Neues Leben für alte Häuser – Förderprogramm gestartet
Alte Häuser können echte Juwelen sein – wenn man eine aufwendige Sanierung und hohe Kosten nicht scheut. Um genau solche Immobilien wieder attraktiv zu machen, hat die Bundesregierung das Programm „Jung kauft Alt“ auf den Weg gebracht, um leerstehende Wohnungen und Häuser abseits der Ballungsräume zu reaktivieren – auch weil es bisher oft günstiger war, neu zu bauen, statt aufwendig zu sanieren – das soll sich nun ändern.

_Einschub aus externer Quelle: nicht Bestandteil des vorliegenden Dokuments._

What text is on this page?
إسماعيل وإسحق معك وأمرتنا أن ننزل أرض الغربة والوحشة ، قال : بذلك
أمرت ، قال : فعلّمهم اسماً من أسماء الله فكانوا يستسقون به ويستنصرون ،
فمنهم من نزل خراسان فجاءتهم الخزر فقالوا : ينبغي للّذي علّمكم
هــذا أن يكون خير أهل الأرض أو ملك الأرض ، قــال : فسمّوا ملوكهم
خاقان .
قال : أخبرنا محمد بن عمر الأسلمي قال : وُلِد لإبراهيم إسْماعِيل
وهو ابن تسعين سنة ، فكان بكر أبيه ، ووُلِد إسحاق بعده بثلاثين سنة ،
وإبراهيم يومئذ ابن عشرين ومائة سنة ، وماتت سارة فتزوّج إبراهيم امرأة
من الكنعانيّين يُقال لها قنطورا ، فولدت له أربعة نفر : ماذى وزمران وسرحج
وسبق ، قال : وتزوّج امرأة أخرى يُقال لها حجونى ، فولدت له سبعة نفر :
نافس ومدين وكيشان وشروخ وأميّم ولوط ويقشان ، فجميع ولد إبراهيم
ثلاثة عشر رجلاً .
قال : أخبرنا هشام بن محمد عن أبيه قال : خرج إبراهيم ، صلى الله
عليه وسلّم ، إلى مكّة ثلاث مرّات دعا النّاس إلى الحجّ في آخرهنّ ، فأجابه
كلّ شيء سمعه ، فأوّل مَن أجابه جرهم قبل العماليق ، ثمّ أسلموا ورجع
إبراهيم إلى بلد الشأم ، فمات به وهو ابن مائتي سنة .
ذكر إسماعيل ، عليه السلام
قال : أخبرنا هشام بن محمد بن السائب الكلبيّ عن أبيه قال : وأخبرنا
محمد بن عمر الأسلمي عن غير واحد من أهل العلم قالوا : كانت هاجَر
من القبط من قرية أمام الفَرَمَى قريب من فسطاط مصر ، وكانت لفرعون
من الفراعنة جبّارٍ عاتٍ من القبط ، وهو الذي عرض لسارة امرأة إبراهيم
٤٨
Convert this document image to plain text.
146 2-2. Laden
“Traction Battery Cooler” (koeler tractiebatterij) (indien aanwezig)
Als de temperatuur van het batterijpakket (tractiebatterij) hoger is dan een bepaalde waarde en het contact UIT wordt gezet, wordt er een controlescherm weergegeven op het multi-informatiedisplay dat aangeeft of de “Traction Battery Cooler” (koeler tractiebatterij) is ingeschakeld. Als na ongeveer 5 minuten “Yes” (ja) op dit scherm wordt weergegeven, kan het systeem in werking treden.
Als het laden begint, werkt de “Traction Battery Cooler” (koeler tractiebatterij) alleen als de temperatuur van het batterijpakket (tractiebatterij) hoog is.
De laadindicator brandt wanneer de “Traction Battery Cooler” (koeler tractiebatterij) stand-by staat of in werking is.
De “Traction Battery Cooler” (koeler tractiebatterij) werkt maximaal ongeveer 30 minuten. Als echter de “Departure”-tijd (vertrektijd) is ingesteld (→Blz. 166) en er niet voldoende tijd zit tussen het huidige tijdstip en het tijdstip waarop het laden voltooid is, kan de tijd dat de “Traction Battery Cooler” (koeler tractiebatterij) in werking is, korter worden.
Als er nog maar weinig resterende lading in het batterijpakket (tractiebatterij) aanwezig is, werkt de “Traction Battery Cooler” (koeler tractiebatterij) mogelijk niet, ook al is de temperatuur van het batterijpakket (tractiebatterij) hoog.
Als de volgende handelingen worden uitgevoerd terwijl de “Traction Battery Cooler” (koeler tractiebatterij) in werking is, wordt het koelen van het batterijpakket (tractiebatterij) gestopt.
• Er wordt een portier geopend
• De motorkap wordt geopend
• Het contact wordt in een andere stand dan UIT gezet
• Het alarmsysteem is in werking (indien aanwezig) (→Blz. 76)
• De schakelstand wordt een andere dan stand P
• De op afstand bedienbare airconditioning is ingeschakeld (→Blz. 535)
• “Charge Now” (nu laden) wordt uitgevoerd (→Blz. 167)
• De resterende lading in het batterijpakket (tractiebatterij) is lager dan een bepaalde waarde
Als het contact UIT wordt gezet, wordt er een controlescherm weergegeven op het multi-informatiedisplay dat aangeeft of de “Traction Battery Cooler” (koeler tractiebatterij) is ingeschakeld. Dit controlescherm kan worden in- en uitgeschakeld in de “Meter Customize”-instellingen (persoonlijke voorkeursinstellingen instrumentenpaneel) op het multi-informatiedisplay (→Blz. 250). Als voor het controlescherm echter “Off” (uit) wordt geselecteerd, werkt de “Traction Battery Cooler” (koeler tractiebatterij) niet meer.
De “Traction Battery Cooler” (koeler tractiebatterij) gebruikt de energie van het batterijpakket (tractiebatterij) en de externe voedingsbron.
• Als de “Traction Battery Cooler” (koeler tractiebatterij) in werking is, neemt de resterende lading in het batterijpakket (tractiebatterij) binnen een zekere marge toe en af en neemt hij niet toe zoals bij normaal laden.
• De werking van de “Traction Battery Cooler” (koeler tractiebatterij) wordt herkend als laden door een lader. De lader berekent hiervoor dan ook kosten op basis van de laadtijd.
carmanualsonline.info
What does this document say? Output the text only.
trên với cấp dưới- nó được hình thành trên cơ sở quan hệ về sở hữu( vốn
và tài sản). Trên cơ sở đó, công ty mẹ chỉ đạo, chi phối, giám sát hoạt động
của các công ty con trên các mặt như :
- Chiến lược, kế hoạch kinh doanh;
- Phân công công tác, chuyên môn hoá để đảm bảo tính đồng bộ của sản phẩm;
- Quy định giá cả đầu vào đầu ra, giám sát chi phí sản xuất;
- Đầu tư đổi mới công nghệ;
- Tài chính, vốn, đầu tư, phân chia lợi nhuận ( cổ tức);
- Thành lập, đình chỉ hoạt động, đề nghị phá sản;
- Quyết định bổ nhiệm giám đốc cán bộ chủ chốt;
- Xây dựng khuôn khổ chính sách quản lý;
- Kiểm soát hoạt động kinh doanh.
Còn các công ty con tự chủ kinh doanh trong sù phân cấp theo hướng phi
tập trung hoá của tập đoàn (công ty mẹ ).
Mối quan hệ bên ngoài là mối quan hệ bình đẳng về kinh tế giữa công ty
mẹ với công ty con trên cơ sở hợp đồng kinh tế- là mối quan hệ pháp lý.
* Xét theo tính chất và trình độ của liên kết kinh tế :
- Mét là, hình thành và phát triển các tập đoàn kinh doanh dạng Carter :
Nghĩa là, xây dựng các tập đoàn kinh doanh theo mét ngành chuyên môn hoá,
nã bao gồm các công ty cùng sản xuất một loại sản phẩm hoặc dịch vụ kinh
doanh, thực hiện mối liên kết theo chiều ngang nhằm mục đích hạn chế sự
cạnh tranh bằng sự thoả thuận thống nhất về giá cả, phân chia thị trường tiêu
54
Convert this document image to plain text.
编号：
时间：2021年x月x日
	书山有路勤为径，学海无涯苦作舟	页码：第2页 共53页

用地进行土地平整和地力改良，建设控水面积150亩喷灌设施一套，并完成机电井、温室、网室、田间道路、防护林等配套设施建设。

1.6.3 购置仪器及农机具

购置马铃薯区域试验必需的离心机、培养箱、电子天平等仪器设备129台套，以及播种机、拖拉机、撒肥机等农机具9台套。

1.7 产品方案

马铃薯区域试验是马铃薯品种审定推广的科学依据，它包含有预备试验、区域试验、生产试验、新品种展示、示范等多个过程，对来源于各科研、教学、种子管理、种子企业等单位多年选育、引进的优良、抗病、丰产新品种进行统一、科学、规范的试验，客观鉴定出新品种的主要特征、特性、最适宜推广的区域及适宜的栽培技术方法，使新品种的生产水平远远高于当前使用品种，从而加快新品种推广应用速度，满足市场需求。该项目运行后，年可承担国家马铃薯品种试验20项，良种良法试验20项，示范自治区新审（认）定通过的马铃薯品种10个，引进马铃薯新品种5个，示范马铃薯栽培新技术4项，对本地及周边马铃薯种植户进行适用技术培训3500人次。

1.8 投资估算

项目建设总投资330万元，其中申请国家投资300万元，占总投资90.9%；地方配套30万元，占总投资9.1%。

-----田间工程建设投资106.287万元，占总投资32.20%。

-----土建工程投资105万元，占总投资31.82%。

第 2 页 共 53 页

Wer die Förderung beantragen kann
Die Förderung richtet sich an Familien mit minderjährigen Kindern und einem niedrigen bis mittleren Einkommen, die sich zum Kauf und zur Sanierung einer alten Immobilie verpflichten. Voraussetzung ist ein maximal zu versteuerndes Haushaltseinkommen von 90.000 Euro bei einem Kind. Für jedes weitere Kind erhöht sich diese Grenze um 10.000 Euro. Familien, die bereits Baukindergeld erhalten oder Wohneigentum besitzen, sind von der Förderung ausgeschlossen.
Bedingungen für förderfähige Projekte
Die Familie muss ein Haus oder eine Wohnung kaufen und dann auch selbst bewohnen. Es gibt also keine Förderung, wenn man ein altes Haus zu einer Ferienwohnung umbaut oder vermietet. Die Zweckbindung gilt für fünf Jahre.
Zudem muss das Haus einen schlechten energetischen Zustand aufweisen und in die Energieklassen F, G oder H eingestuft sein. Rund 45 Prozent der Wohngebäude in Deutschland fallen laut dem Ministerium in diese Kategorie.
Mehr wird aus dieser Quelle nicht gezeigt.